Unlike other European goalies coming over for the first time, Huet brings 272 games of NHL experience, which should make the adjustment back to things like more traffic and tips, different angles on smaller ice, and a harder forecheck, easier to adjust to than it is for less experienced pros coming from Europe.
In fact, Huet thinks a transition back to the NHL will be easier as a goalie, for the same reasons so many goalies find it easier in ways than the AHL.
“Playing in the best league is always easier somehow, because you can rely more on everyone,” he said. “Everybody is more accountable defensively.”
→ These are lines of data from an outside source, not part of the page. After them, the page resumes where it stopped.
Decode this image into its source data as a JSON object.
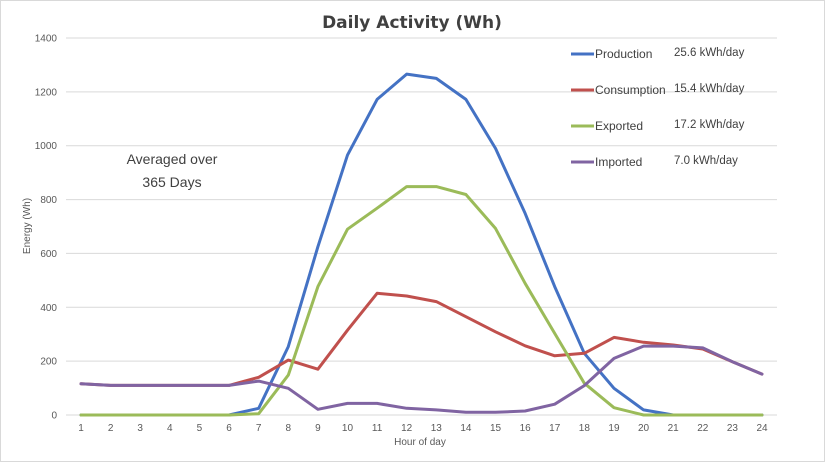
{
  "chart_data": {
    "type": "line",
    "title": "Daily Activity (Wh)",
    "xlabel": "Hour of day",
    "ylabel": "Energy (Wh)",
    "x": [
      1,
      2,
      3,
      4,
      5,
      6,
      7,
      8,
      9,
      10,
      11,
      12,
      13,
      14,
      15,
      16,
      17,
      18,
      19,
      20,
      21,
      22,
      23,
      24
    ],
    "yticks": [
      0,
      200,
      400,
      600,
      800,
      1000,
      1200,
      1400
    ],
    "ylim": [
      0,
      1400
    ],
    "grid": true,
    "legend_position": "top-right",
    "series": [
      {
        "name": "Production",
        "summary": "25.6 kWh/day",
        "color": "#4472c4",
        "values": [
          0,
          0,
          0,
          0,
          0,
          0,
          25,
          254,
          625,
          965,
          1172,
          1266,
          1250,
          1172,
          990,
          749,
          477,
          229,
          99,
          19,
          0,
          0,
          0,
          0
        ]
      },
      {
        "name": "Consumption",
        "summary": "15.4 kWh/day",
        "color": "#c0504d",
        "values": [
          116,
          110,
          110,
          110,
          110,
          110,
          140,
          204,
          170,
          315,
          452,
          442,
          421,
          365,
          309,
          257,
          220,
          229,
          288,
          270,
          260,
          245,
          198,
          152
        ]
      },
      {
        "name": "Exported",
        "summary": "17.2 kWh/day",
        "color": "#9bbb59",
        "values": [
          0,
          0,
          0,
          0,
          0,
          0,
          5,
          148,
          477,
          690,
          768,
          848,
          848,
          819,
          693,
          489,
          303,
          118,
          27,
          0,
          0,
          0,
          0,
          0
        ]
      },
      {
        "name": "Imported",
        "summary": "7.0 kWh/day",
        "color": "#8064a2",
        "values": [
          116,
          110,
          110,
          110,
          110,
          110,
          126,
          99,
          21,
          43,
          43,
          25,
          19,
          10,
          10,
          15,
          40,
          109,
          210,
          256,
          256,
          249,
          198,
          152
        ]
      }
    ],
    "annotations": [
      "Averaged over",
      "365 Days"
    ]
  }
}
Huet, who turns 37 in September, said he’s been totally healthy the last two seasons, understands he won’t be coming across to a starring role, and points to past success as a backup splitting time. The fact he didn’t play as regularly even as a No.1 in Switzerland, where there are several long breaks in the season for National team play, may also be an advantage coming back. For while there are talented younger goalies, few have experience sitting for long periods, especially in the NHL, which is part of what made Hedberg and Biron so desirable.
“It’s a different rhythm in Europe, a lot more practices,” Huet said. “It’s kind of hard to practice for 10 days and not have any games and you have got to learn how to manage your body and manage your head when you have breaks.
“I know my role would be this way now that I am out of the league,” he continued. “So for me it would be an opportunity to compete, but at same time help a guy, be a good guy in the room and try to be the best I can when I play.”
As for fits, the goaltending market could change once the Canucks move Roberto Luongo. Assuming they don’t get an experienced backup back in that deal, it may be worth noting Huet had some of his best seasons – and enjoyed working – with current Vancouver goaltending coach Roland Melanson in Montreal.
“He appreciated my work ethic, and I became a better goalie,” Huet said.
Huet knows there’s no guarantee they get to work together again, that he can’t be picky, and an NHL offer may never come. But given the alternatives on a free agent market with more questions than answers after Dan Ellis and Alex Auld, any team needing an experienced goalie should remember Huet is still stopping pucks, and eager to prove he’s still capable of doing it in the NHL.